20
Llegué a casa de mi madre lo antes que pude. Hacía tantos meses que estaba centrada en mí, en el Institut y el trabajo, que apenas había prestado atención a mis padres. Estaban, sí, pero lejos, personajes secundarios de mi historia. El centro del universo era un escenario. Era mi ego camuflado de mil excusas. A veces, cuando te pegan una hostia, una de verdad, te das cuenta de que solo nos quejamos porque somos unos malcriados.
Y yo lo era.
Abrí la puerta. Y estaban los dos sentados uno delante del otro, en silencio. Con dos tazas de café vacías y las persianas bajadas. Ni música de fondo, ni la televisión encendida…
Desde que mi padre había hecho las maletas una noche y había bajado las escaleras despotricando contra mi madre y contra mí, no los había vuelto a ver juntos. Se me hacía raro. Era una fotografía en blanco y negro. Para mí, dos realidades paralelas que ya no se encontrarían más. De no haber sido por el ambiente lúgubre que se respiraba en el comedor de casa, un aire cargado, espeso, verlos allí me hubiera despertado un ramalazo de la infancia. ¿Y si de pronto se lo habían pensado y mi madre había perdonado a mi padre? Aunque yo no quería que lo perdonase. Se había comportado como el imbécil más grande de la península y a veces perdonar solo es recular y no limpiar.
¿Y si solo querían darme una sorpresa? ¿Una buena noticia?

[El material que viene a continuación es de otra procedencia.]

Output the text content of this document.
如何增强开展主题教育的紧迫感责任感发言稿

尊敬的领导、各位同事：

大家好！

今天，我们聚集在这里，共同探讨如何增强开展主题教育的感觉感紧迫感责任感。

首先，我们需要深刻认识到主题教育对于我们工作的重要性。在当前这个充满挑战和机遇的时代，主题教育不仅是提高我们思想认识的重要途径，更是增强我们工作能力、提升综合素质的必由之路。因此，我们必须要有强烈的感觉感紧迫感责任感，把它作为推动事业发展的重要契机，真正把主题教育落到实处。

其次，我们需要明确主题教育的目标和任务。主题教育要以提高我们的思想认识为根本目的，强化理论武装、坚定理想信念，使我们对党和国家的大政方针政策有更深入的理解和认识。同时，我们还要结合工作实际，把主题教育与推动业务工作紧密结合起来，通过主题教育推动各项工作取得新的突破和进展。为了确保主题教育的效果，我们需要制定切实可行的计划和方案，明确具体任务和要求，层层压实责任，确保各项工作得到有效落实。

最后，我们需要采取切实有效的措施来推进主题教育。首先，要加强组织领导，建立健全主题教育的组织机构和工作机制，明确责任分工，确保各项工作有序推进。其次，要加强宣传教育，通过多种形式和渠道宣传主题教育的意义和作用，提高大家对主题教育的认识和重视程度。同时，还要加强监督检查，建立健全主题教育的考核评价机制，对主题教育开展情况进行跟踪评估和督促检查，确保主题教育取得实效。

Mi padre se levantó y me abrazó. No sentí nada.
—¿Quieres un café?
—Son las diez de la noche.
—¿Quieres tomar algo?
—No…
Mi madre tenía los ojos llorosos. Rojos de tanto llorar. Con un pañuelo de papel se secaba la boca y se limpiaba la nariz. Tenía las piernas cruzadas e iba en pijama. Antes de que mi padre entrase en la cocina, quería saberlo:
—¿Qué pasa?
Los miré. Mi madre parecía desfallecer a ojos vistas. Mi padre, con un aire pesado, como si todo le costase mucho, me hizo sentar en el sofá con ella. De forma instintiva, me agarró la mano. Había un sobre marrón encima de la mesa. Eran documentos médicos. Intuí que se trataba de pruebas o resultados.
—Hemos ido al médico.
—¿Juntos?
—He acompañado —matizó mi padre— a tu madre al médico. A hacerle unas pruebas. Me lo pidió ella.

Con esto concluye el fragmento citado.